Ejercicio sí, pero con matices

Eso no significa que toda forma de movimiento esté descartada. Según el The Royal Australian College of General Practitioners, los ejercicios deben realizarse bajo supervisión médica o de un fisioterapeuta con experiencia en SFC, y siempre dentro de una estrategia de manejo personalizado. Es lo que se conoce como actividad física dosificada, un enfoque que busca introducir pequeños movimientos adaptados, según la energía disponible en cada momento.

Se trata, por ejemplo, de estiramientos suaves, ejercicios respiratorios o caminatas de muy corta duración. El objetivo no es mejorar la forma física, sino conservar la movilidad, evitar el deterioro muscular y mantener cierto nivel de funcionalidad. Y todo ello sin desencadenar los temidos efectos del malestar post-esfuerzo.

La importancia del ritmo y la escucha corporal

Una de las estrategias más recomendadas para convivir con el SFC es el pacing, o gestión del ritmo. Este enfoque consiste en aprender a regular la energía disponible, alternando actividad y descanso de forma estratégica. En vez de forzar el cuerpo cuando parece tener un buen día, se busca mantener un nivel constante y sostenible de actividad a lo largo del tiempo.
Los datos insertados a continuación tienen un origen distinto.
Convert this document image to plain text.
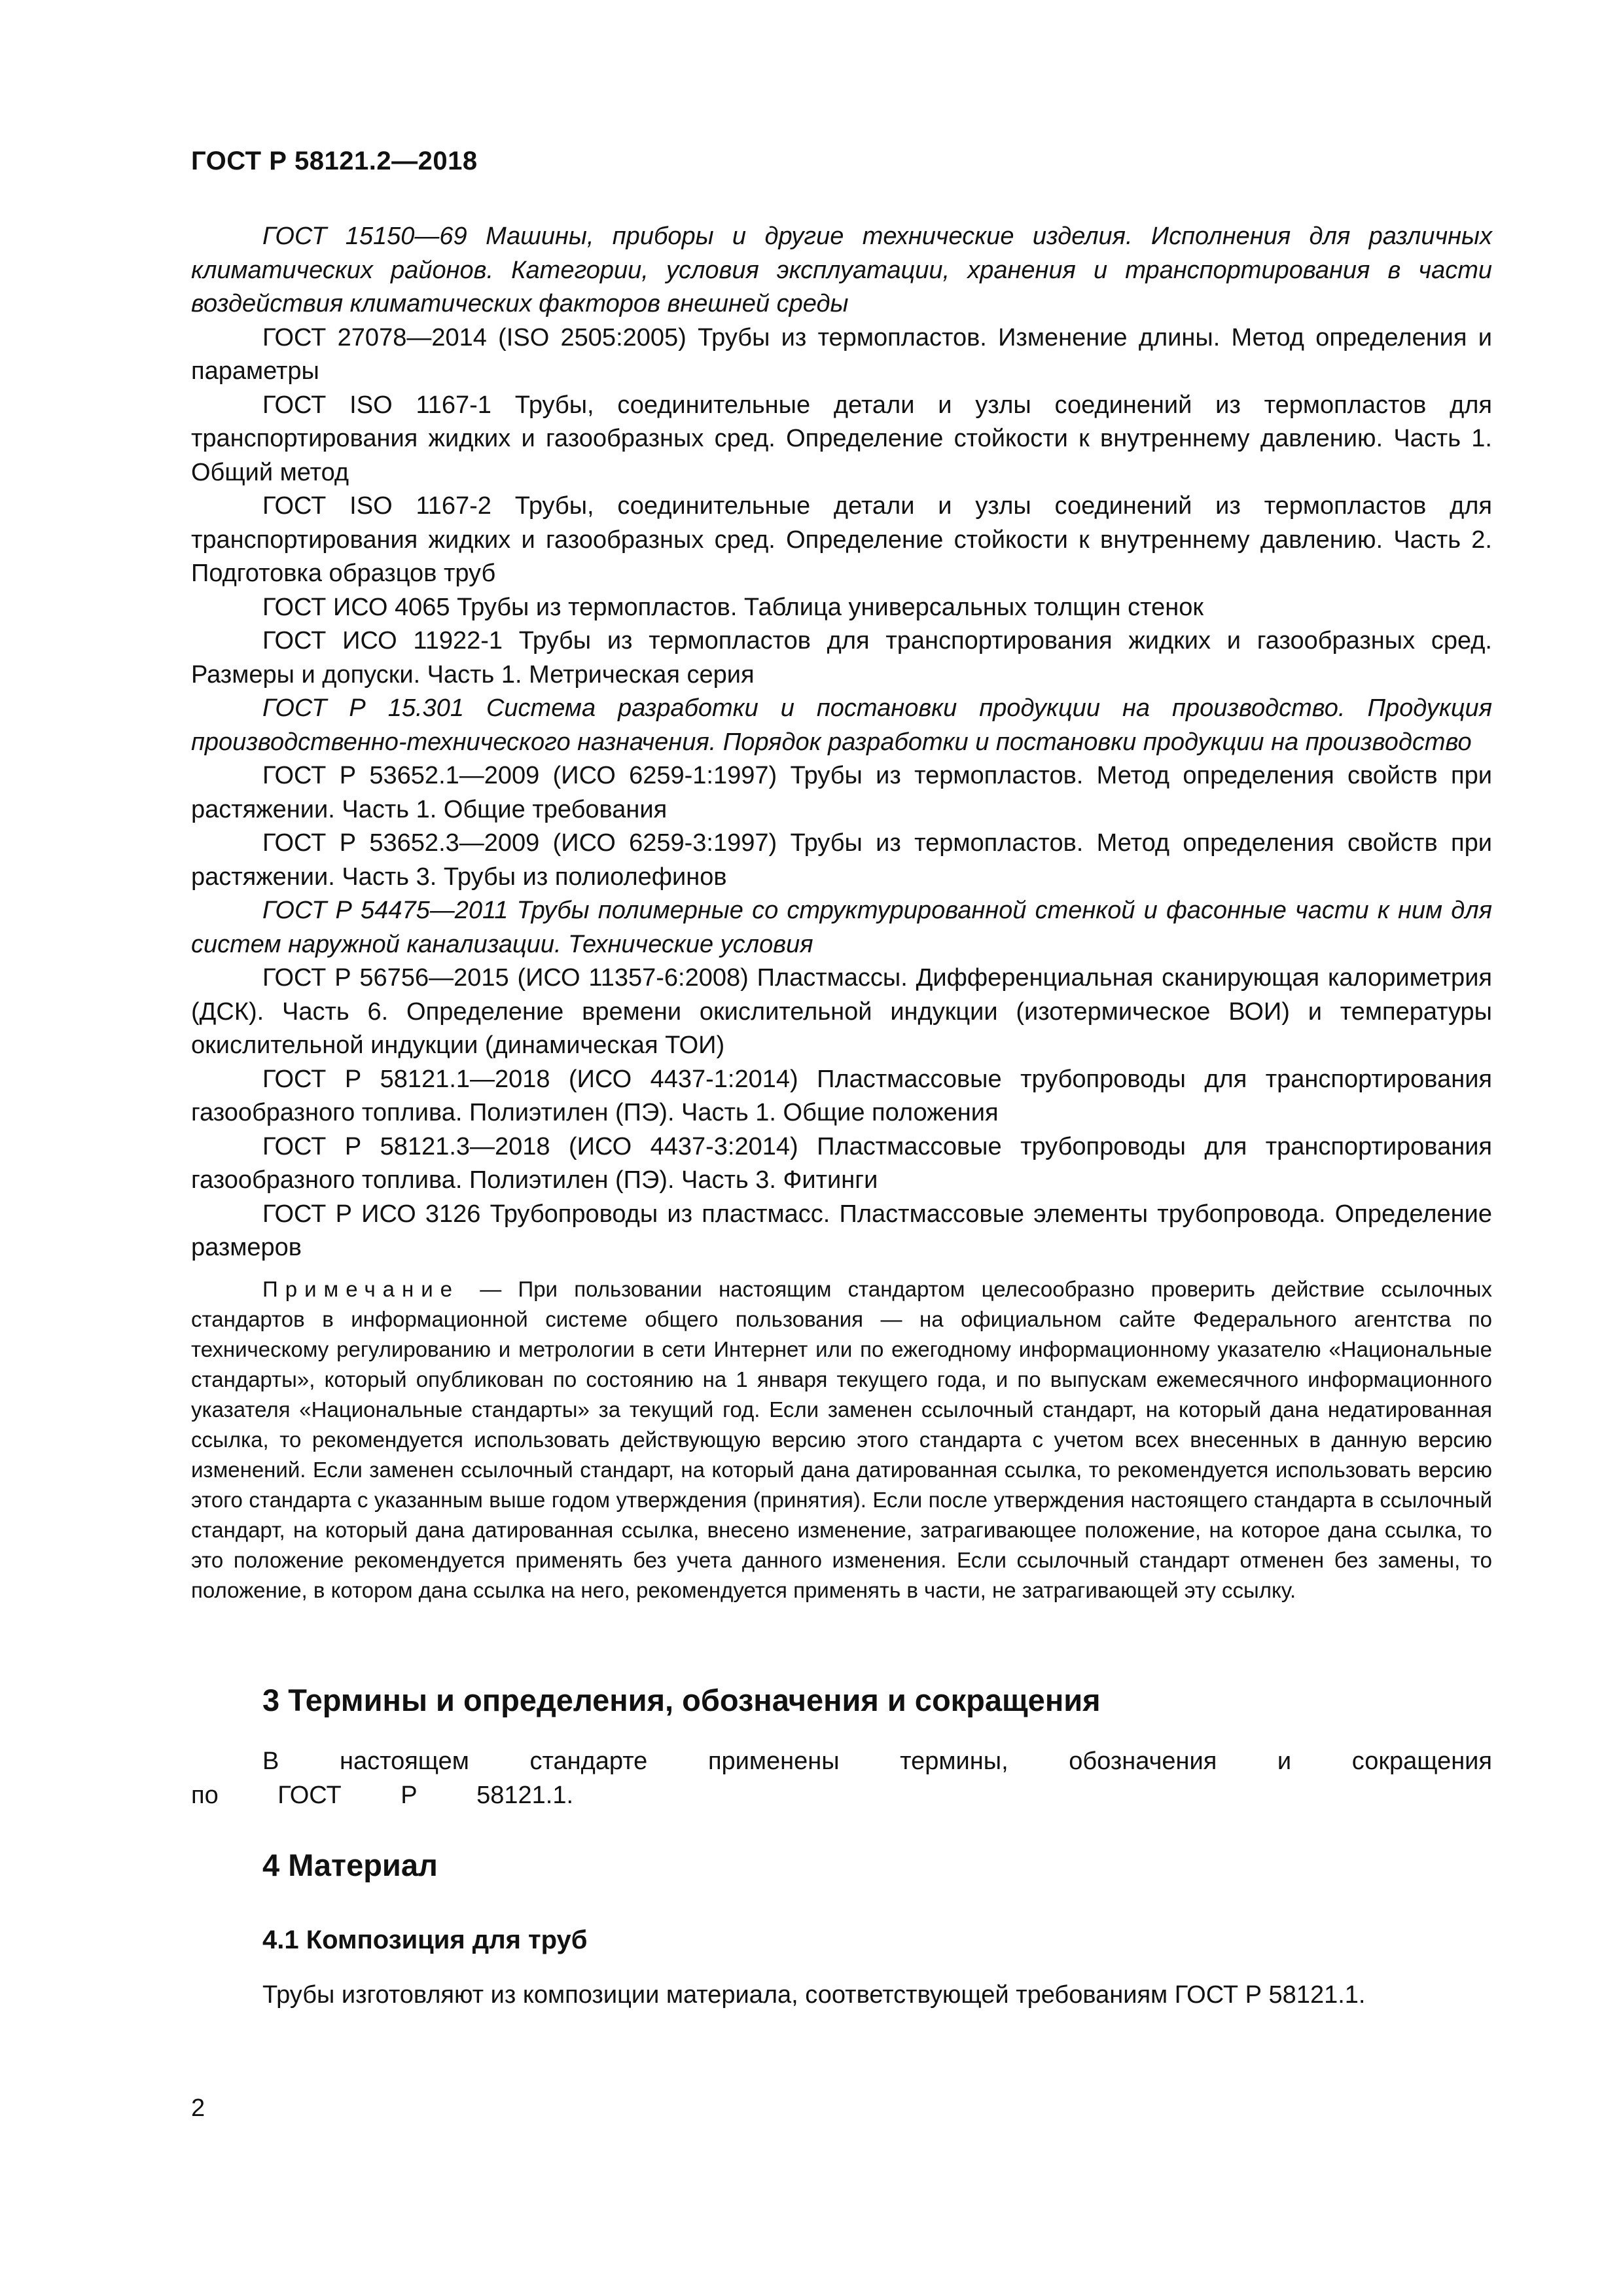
ГОСТ Р 58121.2—2018

ГОСТ 15150—69 Машины, приборы и другие технические изделия. Исполнения для различных климатических районов. Категории, условия эксплуатации, хранения и транспортирования в части воздействия климатических факторов внешней среды

ГОСТ 27078—2014 (ISO 2505:2005) Трубы из термопластов. Изменение длины. Метод определения и параметры

ГОСТ ISO 1167-1 Трубы, соединительные детали и узлы соединений из термопластов для транспортирования жидких и газообразных сред. Определение стойкости к внутреннему давлению. Часть 1. Общий метод

ГОСТ ISO 1167-2 Трубы, соединительные детали и узлы соединений из термопластов для транспортирования жидких и газообразных сред. Определение стойкости к внутреннему давлению. Часть 2. Подготовка образцов труб

ГОСТ ИСО 4065 Трубы из термопластов. Таблица универсальных толщин стенок

ГОСТ ИСО 11922-1 Трубы из термопластов для транспортирования жидких и газообразных сред. Размеры и допуски. Часть 1. Метрическая серия

ГОСТ Р 15.301 Система разработки и постановки продукции на производство. Продукция производственно-технического назначения. Порядок разработки и постановки продукции на производство

ГОСТ Р 53652.1—2009 (ИСО 6259-1:1997) Трубы из термопластов. Метод определения свойств при растяжении. Часть 1. Общие требования

ГОСТ Р 53652.3—2009 (ИСО 6259-3:1997) Трубы из термопластов. Метод определения свойств при растяжении. Часть 3. Трубы из полиолефинов

ГОСТ Р 54475—2011 Трубы полимерные со структурированной стенкой и фасонные части к ним для систем наружной канализации. Технические условия

ГОСТ Р 56756—2015 (ИСО 11357-6:2008) Пластмассы. Дифференциальная сканирующая калориметрия (ДСК). Часть 6. Определение времени окислительной индукции (изотермическое ВОИ) и температуры окислительной индукции (динамическая ТОИ)

ГОСТ Р 58121.1—2018 (ИСО 4437-1:2014) Пластмассовые трубопроводы для транспортирования газообразного топлива. Полиэтилен (ПЭ). Часть 1. Общие положения

ГОСТ Р 58121.3—2018 (ИСО 4437-3:2014) Пластмассовые трубопроводы для транспортирования газообразного топлива. Полиэтилен (ПЭ). Часть 3. Фитинги

ГОСТ Р ИСО 3126 Трубопроводы из пластмасс. Пластмассовые элементы трубопровода. Определение размеров

Примечание — При пользовании настоящим стандартом целесообразно проверить действие ссылочных стандартов в информационной системе общего пользования — на официальном сайте Федерального агентства по техническому регулированию и метрологии в сети Интернет или по ежегодному информационному указателю «Национальные стандарты», который опубликован по состоянию на 1 января текущего года, и по выпускам ежемесячного информационного указателя «Национальные стандарты» за текущий год. Если заменен ссылочный стандарт, на который дана недатированная ссылка, то рекомендуется использовать действующую версию этого стандарта с учетом всех внесенных в данную версию изменений. Если заменен ссылочный стандарт, на который дана датированная ссылка, то рекомендуется использовать версию этого стандарта с указанным выше годом утверждения (принятия). Если после утверждения настоящего стандарта в ссылочный стандарт, на который дана датированная ссылка, внесено изменение, затрагивающее положение, на которое дана ссылка, то это положение рекомендуется применять без учета данного изменения. Если ссылочный стандарт отменен без замены, то положение, в котором дана ссылка на него, рекомендуется применять в части, не затрагивающей эту ссылку.

3 Термины и определения, обозначения и сокращения

В настоящем стандарте применены термины, обозначения и сокращения по ГОСТ Р 58121.1.

4 Материал
4.1 Композиция для труб

Трубы изготовляют из композиции материала, соответствующей требованиям ГОСТ Р 58121.1.

2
Esto requiere mucha autoobservación y, a menudo, llevar un registro diario de los niveles de energía, las actividades realizadas y las señales de alerta del cuerpo. Con el tiempo, se puede identificar cuál es el “límite invisible” antes de caer en un episodio de agotamiento severo.
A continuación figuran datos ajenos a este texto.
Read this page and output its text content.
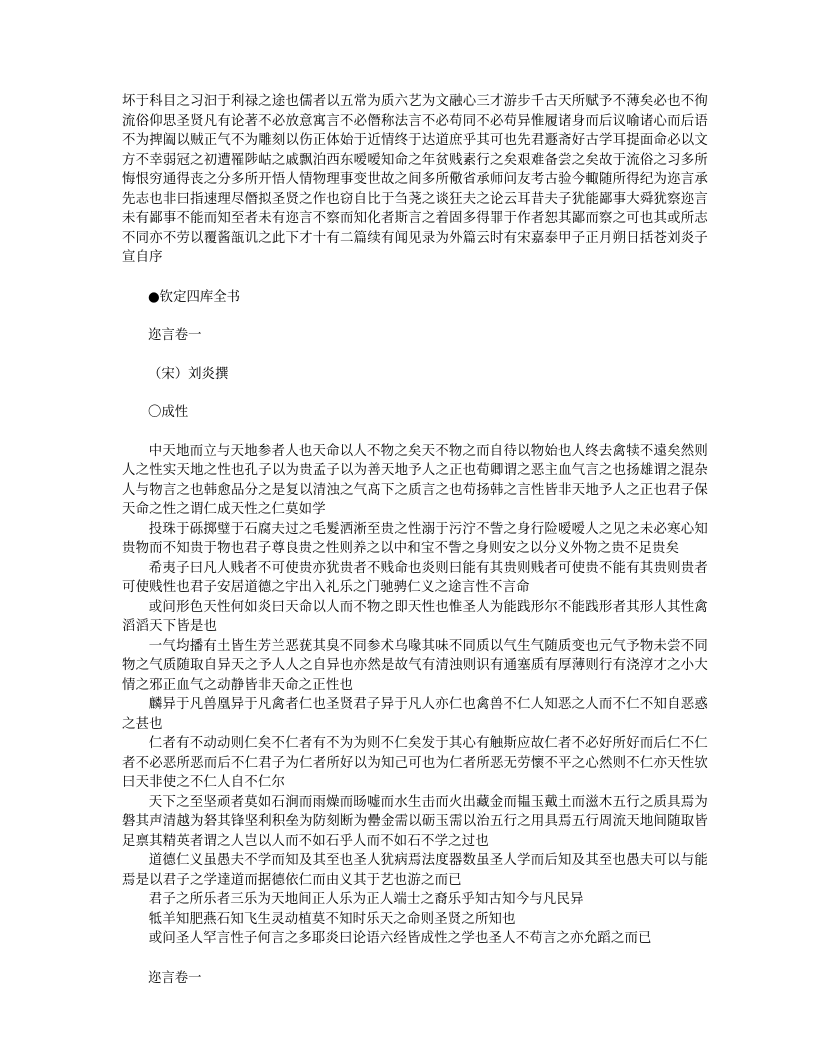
坏于科目之习汩于利禄之途也儒者以五常为质六艺为文融心三才游步千古天所赋予不薄矣必也不徇流俗仰思圣贤凡有论著不必放意寓言不必僭称法言不必苟同不必苟异惟履诸身而后议喻诸心而后语不为捭阖以贼正气不为雕刻以伤正体始于近情终于达道庶乎其可也先君遯斋好古学耳提面命必以文方不幸弱冠之初遭罹陟岵之戚飘泊西东嗳嗳知命之年贫贱素行之矣艰难备尝之矣故于流俗之习多所悔恨穷通得丧之分多所开悟人情物理事变世故之间多所儆省承师问友考古验今輙随所得纪为迩言承先志也非曰指速理尽僭拟圣贤之作也窃自比于刍荛之谈狂夫之论云耳昔夫子犹能鄙事大舜犹察迩言未有鄙事不能而知至者未有迩言不察而知化者斯言之着固多得罪于作者恕其鄙而察之可也其或所志不同亦不劳以覆酱瓿讥之此下才十有二篇续有闻见录为外篇云时有宋嘉泰甲子正月朔日括苍刘炎子宣自序

●钦定四库全书

迩言卷一

（宋）刘炎撰

〇成性

中天地而立与天地参者人也天命以人不物之矣天不物之而自待以物始也人终去禽犊不遠矣然则人之性实天地之性也孔子以为贵孟子以为善天地予人之正也荀卿谓之恶主血气言之也扬雄谓之混杂人与物言之也韩愈品分之是复以清浊之气髙下之质言之也苟扬韩之言性皆非天地予人之正也君子保天命之性之谓仁成天性之仁莫如学

投珠于砾掷璧于石腐夫过之毛髮洒淅至贵之性溺于污泞不訾之身行险嗳嗳人之见之未必寒心知贵物而不知贵于物也君子尊良贵之性则养之以中和宝不訾之身则安之以分义外物之贵不足贵矣

希夷子曰凡人贱者不可使贵亦犹贵者不贱命也炎则曰能有其贵则贱者可使贵不能有其贵则贵者可使贱性也君子安居道德之宇出入礼乐之门驰骋仁义之途言性不言命

或问形色天性何如炎曰天命以人而不物之即天性也惟圣人为能践形尔不能践形者其形人其性禽滔滔天下皆是也

一气均播有土皆生芳兰恶莸其臭不同参术乌喙其味不同质以气生气随质变也元气予物未尝不同物之气质随取自异天之予人人之自异也亦然是故气有清浊则识有通塞质有厚薄则行有浇淳才之小大情之邪正血气之动静皆非天命之正性也

麟异于凡兽凰异于凡禽者仁也圣贤君子异于凡人亦仁也禽兽不仁人知恶之人而不仁不知自恶惑之甚也

仁者有不动动则仁矣不仁者有不为为则不仁矣发于其心有触斯应故仁者不必好所好而后仁不仁者不必恶所恶而后不仁君子为仁者所好以为知己可也为仁者所恶无劳懷不平之心然则不仁亦天性欤曰天非使之不仁人自不仁尔

天下之至坚顽者莫如石涧而雨燥而旸嘘而水生击而火出藏金而韫玉戴土而滋木五行之质具焉为磐其声清越为砮其锋坚利积垒为防刻断为罍金需以砺玉需以治五行之用具焉五行周流天地间随取皆足禀其精英者谓之人岂以人而不如石乎人而不如石不学之过也

道德仁义虽愚夫不学而知及其至也圣人犹病焉法度器数虽圣人学而后知及其至也愚夫可以与能焉是以君子之学達道而据德依仁而由义其于艺也游之而已

君子之所乐者三乐为天地间正人乐为正人端士之裔乐乎知古知今与凡民异

牴羊知肥燕石知飞生灵动植莫不知时乐天之命则圣贤之所知也

或问圣人罕言性子何言之多耶炎曰论语六经皆成性之学也圣人不苟言之亦允蹈之而已

迩言卷一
Más allá del ejercicio: movimiento consciente y autocuidado

El bienestar de una persona con SFC no depende únicamente de lo que hace, sino de cómo lo hace. Técnicas como el yoga restaurativo, el tai chi adaptado o incluso la meditación en movimiento pueden ofrecer beneficios, siempre que se ajusten a la capacidad real del cuerpo. No se trata de lograr posturas complicadas ni de alcanzar metas físicas, sino de conectar con uno mismo, activar suavemente los músculos y mantener una relación amable con el propio cuerpo.

Además, el autocuidado debe incluir también una alimentación equilibrada, un buen manejo del sueño, apoyo emocional y una red de profesionales que comprenda la enfermedad. No se puede enfrentar el SFC en soledad ni a base de fuerza de voluntad. Es necesario un entorno comprensivo y una estrategia realista.

¿Entonces, es bueno hacer ejercicio?

La respuesta corta es: depende. Para alguien con SFC, el ejercicio tradicional puede ser contraproducente. Pero el movimiento adaptado, controlado y respetuoso puede formar parte del proceso de mejora. No se trata de “hacer más”, sino de hacer lo justo y necesario, en el momento adecuado, con la guía adecuada y sin forzar al cuerpo.

Cada persona es distinta, y lo que funciona para una puede ser perjudicial para otra. Por eso es esencial individualizar las recomendaciones y evitar los consejos generalistas. El ejercicio puede ser un aliado, sí, pero solo si se entiende en sus múltiples formas y se adapta al contexto de esta compleja enfermedad.